Sunday, September 14, 2008

A Supposedly Fun Thing He'll Never Do Again

I've read more about David Foster Wallace than I have read his writings themselves. I have one of his works on my bookshelf (A Supposedly Fun Thing I'll Never Do Again), but over the years I've read snippets of his stuff here and there. Whether familiar with his works or not, though, I was nevertheless surprised when I read in today's newspaper that Wallace is dead, apparently accomplished through self-inflicted hanging at home in southern California.

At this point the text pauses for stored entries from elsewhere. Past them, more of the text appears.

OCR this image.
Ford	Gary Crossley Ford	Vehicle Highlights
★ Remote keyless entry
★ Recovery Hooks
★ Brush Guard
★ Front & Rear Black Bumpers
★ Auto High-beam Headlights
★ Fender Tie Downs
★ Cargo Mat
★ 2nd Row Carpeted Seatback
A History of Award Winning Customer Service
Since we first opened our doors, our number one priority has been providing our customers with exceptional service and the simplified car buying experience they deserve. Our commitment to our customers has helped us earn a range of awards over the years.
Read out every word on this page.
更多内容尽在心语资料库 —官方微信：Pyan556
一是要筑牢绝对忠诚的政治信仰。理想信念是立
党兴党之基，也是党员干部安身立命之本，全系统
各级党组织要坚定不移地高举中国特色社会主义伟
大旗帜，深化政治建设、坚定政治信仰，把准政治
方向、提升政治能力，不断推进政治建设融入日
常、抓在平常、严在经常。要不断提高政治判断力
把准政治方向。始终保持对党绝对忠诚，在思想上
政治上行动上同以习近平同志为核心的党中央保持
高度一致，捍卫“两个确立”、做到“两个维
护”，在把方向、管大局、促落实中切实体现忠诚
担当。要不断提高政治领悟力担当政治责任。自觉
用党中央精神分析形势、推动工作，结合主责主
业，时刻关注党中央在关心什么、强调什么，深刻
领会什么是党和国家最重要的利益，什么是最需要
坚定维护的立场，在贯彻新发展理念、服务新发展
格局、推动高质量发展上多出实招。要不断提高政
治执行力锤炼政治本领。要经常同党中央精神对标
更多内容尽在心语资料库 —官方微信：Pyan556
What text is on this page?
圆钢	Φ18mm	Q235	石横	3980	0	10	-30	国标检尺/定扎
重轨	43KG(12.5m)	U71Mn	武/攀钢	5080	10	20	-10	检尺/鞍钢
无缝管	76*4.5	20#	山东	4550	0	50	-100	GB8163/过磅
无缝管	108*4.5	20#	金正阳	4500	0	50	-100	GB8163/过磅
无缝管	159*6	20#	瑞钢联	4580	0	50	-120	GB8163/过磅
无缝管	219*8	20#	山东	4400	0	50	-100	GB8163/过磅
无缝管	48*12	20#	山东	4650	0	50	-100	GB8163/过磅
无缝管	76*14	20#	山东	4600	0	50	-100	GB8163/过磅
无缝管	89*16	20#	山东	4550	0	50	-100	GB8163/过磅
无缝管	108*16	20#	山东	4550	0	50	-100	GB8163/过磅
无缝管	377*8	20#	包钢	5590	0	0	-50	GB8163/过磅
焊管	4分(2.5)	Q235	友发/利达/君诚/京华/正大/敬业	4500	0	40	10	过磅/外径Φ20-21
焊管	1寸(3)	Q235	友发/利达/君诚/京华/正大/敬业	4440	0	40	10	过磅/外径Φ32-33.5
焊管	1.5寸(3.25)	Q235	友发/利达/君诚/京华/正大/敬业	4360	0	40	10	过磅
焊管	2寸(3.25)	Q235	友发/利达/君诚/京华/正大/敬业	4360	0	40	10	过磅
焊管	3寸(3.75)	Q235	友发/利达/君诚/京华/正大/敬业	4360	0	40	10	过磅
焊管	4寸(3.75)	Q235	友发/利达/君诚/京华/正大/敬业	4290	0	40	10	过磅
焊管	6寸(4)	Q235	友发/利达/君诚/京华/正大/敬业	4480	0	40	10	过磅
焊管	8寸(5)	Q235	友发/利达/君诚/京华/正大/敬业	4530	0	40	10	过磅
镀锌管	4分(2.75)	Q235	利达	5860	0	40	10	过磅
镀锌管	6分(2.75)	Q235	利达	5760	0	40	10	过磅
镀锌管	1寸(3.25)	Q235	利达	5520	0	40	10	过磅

Far be it for me to question a person's reasoning for suicide, but even in my amateur status as a scribe, I become somewhat nervous whenever I learn of a professional, famous writer deciding to see what dreams may come. Even those of us in the minor leagues, after all, usually cheer those who have made it to The Show, despite our petty jealousies.

After finishing the paper, I slid Wallace's
A Supposedly Fun Thing from its place between Vonnegut's Armageddon in Retrospect and Wolfe's You Can't Go Home Again, and I thumbed through its pages to see what I could see. On page 4 I found this: "In late childhood I learned how to play tennis on the blacktop courts of a small public park carved from [Illinois] farmland that had been nitrogenized too often to farm anymore." I like that quote, for it reminds me of the first time my father took me to play tennis on similar courts. Later in the book though, is this:
Fiction writers as a species tend to be oglers. They tend to lurk and to stare. They are born watchers. They are viewers. They are the ones on the subway about whose nonchalant stare there is something creepy, somehow. Almost predatory. This is because human situations are writers' food. Fiction writers watch other humans sort of the way gapers slow down for car wrecks: they covet a vision of themselves as witnesses.

But fiction writers tend at the same time to be terribly self-conscious. Devoting lots of productive time to studying closely how people come across to them, fiction writers also spend lots of less productive time wondering nervously how they come across to other
people. How they appear, how they seem, whether their shirttail might be hanging out...,whether the people they're ogling can maybe size them up as somehow creepy, as lurkers and starers.

The result is that a majority of fiction writers, born watchers, tend to dislike being objects of people's attention. Dislike being watched.
There is more, but I think the point is well made. And, just to delve deeper into writing-type things, I opened John Gardner's classic On Becoming a Novelist, and found this in the preface:
The writer asks himself day after day, year after year, if he's fooling himself, asks why people write novels anyhow--long, careful studies of the hopes, joys, and disasters of creatures who, strictly speaking, do not exist. The writer may be undermined by creeping misanthropy, while the writer's wife, or husband, is growing sulky and embarrassed.
I certainly do not know if Wallace suffered from such frustration, but I do understand how any writer might suffer in such a way. Gardner also writes that while people will encourage others to be doctors and business executives and housewives, those same people will openly point out the lack of opportunities for dreamy eyed and idealistic writers. (When I was 13 or 14, my Aunt Wanda said this when I told her I wanted to be a writer: "Why?!" If I had said that I dreamed of being a brick-layer, she might have applauded.)

Hemingway, too, has something to say about writers, and I found this in his
On Writing:
You know that fiction, prose rather, is possibly the roughest trade of all in writing. You do not have the reference, the old important reference. You have the sheet of blank paper, the pencil, and the obligation to invent truer than things can be true. You have to take what is not palpable and make it completely palpable and also have it seem normal so that it can become a part of the experience of the person who reads it.
Hemingway, like Wallace, offed himself, though he opted for a double-barrelled shotgun instead of a noose.

It is unfair, however, to say that writers either have or deserve extra helpings of angst, anxiety, and self-pity; they are, in fact, as a group, probably more prone to whining than are other professions. Often as I stroll through Sears or Target and see a man my age selling vacuum cleaners or plasma TVs, I try to
imagine what his dreams are: is that what he envisioned for himself when he was 13 or 14?

Wallace, for whatever of his reasons, is dead, and I do not feel the same sense of loss I did upon learning that Raymond Carver was dead. People are killed or kill themselves every day, and I don't believe that a dead writer necessarily deserves more attention than anyone else. But I do think I might have missed something in Wallace's works, something I now might need to discover.